Disputes leading to estate litigation can be a financial and emotional burden on all involved, including the estate. That’s why the creation of an estate plan is so important. By organizing exactly what you want to have happen to your estate, you minimize the likelihood of disputes between family and friends. Then again, minimizing isn’t the same as eliminating. And even a carefully considered plan might be in place, disputes can still arise. This is a lesson recently illustrated in a decision from the Ontario Superior Court of Justice.
A wealthy estate
The deceased was a well-known Canadian figure skater who had spent a long time living in Mexico as a successful artist. He died while in Mexico on January 23, 2015. He had lived there for 23 years prior to his death. With no will in place, his estate was divided equally amongst his three siblings, referred to here as “B”, “C”, and “G”. B was also named trustee of the estate.
The deceased left behind a very valuable estate, including roughly 20,000 pieces of artwork. The total value of the estate, including artwork, chattels, bank accounts, and property was $6.25 million. There was still $429,958 in cash and $1.5 million in artwork left in the estate by the time the issue reached the courts.

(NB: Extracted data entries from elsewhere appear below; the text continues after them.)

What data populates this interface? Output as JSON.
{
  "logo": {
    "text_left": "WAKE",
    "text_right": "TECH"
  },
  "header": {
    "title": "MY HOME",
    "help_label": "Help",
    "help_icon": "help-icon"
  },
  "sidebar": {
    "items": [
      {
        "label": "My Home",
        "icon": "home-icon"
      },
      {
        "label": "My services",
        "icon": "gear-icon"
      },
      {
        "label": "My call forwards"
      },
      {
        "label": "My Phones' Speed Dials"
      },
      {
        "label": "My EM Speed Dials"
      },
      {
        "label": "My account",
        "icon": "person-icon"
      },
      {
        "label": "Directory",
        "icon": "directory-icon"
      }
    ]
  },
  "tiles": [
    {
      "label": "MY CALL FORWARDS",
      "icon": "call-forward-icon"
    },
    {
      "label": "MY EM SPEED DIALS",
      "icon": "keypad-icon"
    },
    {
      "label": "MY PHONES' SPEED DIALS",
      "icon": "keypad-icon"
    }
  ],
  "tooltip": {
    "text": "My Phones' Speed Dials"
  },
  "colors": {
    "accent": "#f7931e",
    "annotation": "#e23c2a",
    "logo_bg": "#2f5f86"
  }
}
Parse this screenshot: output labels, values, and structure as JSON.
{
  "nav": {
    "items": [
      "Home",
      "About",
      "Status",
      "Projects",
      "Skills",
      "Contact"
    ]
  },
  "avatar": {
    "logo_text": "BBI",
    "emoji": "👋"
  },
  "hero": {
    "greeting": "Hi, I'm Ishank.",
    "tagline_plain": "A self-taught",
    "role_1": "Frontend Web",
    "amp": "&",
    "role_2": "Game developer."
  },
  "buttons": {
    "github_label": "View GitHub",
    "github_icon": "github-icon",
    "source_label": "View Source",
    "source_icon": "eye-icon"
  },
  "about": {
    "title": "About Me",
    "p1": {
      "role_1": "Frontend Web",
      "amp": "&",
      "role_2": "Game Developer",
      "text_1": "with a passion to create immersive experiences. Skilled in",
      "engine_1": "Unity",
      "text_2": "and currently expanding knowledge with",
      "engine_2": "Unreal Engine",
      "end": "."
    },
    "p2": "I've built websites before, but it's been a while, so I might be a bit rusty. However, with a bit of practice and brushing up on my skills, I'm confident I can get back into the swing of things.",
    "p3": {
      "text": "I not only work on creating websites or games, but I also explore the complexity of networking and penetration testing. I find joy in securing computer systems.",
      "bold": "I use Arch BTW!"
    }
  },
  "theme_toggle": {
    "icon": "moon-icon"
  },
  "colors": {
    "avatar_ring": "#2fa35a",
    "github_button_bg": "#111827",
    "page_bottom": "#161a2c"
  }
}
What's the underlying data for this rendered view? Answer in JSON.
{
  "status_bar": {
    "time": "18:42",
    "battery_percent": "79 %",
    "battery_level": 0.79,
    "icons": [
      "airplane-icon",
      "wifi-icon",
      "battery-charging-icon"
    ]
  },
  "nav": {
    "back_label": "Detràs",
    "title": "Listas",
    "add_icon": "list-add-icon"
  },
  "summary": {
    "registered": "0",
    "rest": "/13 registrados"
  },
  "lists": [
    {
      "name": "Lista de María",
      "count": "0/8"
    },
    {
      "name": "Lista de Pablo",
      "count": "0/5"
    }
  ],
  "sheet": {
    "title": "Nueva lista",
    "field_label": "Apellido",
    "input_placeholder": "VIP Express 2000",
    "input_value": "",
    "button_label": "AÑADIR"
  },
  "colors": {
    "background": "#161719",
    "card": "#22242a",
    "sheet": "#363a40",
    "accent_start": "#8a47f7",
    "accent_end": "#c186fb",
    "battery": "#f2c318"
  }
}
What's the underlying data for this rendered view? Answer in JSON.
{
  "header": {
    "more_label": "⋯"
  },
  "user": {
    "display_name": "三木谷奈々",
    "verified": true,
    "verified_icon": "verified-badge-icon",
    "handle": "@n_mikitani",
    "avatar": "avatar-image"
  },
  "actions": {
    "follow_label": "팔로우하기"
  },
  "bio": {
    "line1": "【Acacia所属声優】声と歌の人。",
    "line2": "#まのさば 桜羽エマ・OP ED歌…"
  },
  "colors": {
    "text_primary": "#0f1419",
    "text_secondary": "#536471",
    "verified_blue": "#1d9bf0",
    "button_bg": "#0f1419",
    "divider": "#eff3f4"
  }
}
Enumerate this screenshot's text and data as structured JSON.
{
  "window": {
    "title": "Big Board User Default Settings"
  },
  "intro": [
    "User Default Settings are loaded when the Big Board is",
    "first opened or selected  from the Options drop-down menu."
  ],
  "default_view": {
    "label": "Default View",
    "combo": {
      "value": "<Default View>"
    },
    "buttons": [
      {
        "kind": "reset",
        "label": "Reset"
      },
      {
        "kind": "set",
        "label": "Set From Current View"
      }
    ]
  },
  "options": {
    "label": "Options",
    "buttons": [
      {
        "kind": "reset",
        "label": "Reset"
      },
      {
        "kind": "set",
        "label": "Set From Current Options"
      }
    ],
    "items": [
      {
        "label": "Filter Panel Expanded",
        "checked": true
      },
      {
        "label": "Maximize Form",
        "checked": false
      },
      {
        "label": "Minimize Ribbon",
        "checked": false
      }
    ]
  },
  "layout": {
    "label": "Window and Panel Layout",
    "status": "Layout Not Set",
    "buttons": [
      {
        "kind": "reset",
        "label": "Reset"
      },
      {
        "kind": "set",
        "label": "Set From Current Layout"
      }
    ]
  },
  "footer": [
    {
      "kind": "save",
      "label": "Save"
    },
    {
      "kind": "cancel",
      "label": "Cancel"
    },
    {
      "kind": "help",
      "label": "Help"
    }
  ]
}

A brief peace amongst heirs
Things seemed to be progressing positively in the early days of the estate’s management. Initially, the real estate and some of the artwork was sold, with the proceeds being split amongst the three heirs. They also divided other items from the estate. At some point, though, C and G began to lose confidence in B’s handling of the estate. The issue that led them to court was their concern about how the rest of the artwork was going to be sold.
B had been working with a number of art galleries throughout the country to sell their brother’s art. However, C and G believed that this devalued the art by flooding the market while also leaving a smaller piece of the proceeds to the estate since the galleries collected commissions on sales. C and G asked the court to divide the assets amongst the three heirs so that they could each decide how and when to sell their share. They also asked that an Estate Trustee During Litigation (ETDL) be appointed while the matter was before the courts.
It was B’s argument that she was acting in the best interest of the estate, as she was tasked to do, despite her siblings’ feelings to the contrary
A valid concern
The court recognized C and G’s concern as a valid one, writing,
“The administration of this Estate is neither simple nor straightforward and has become highly adversarial. (G and C) argue that (B’s) handling of the artwork is more focused on her vision of (the deceased’s) legacy than administering the Estate in the interests of the beneficiaries. In my view, their concern may be justified. (B) appears to have a personal interest in the outcome in conflict with the other beneficiaries.”
The court determined it was not appropriate to decide on whether or how the art was to be divided, but while they waited for a full trial, it was ordered that an ETDL be appointed.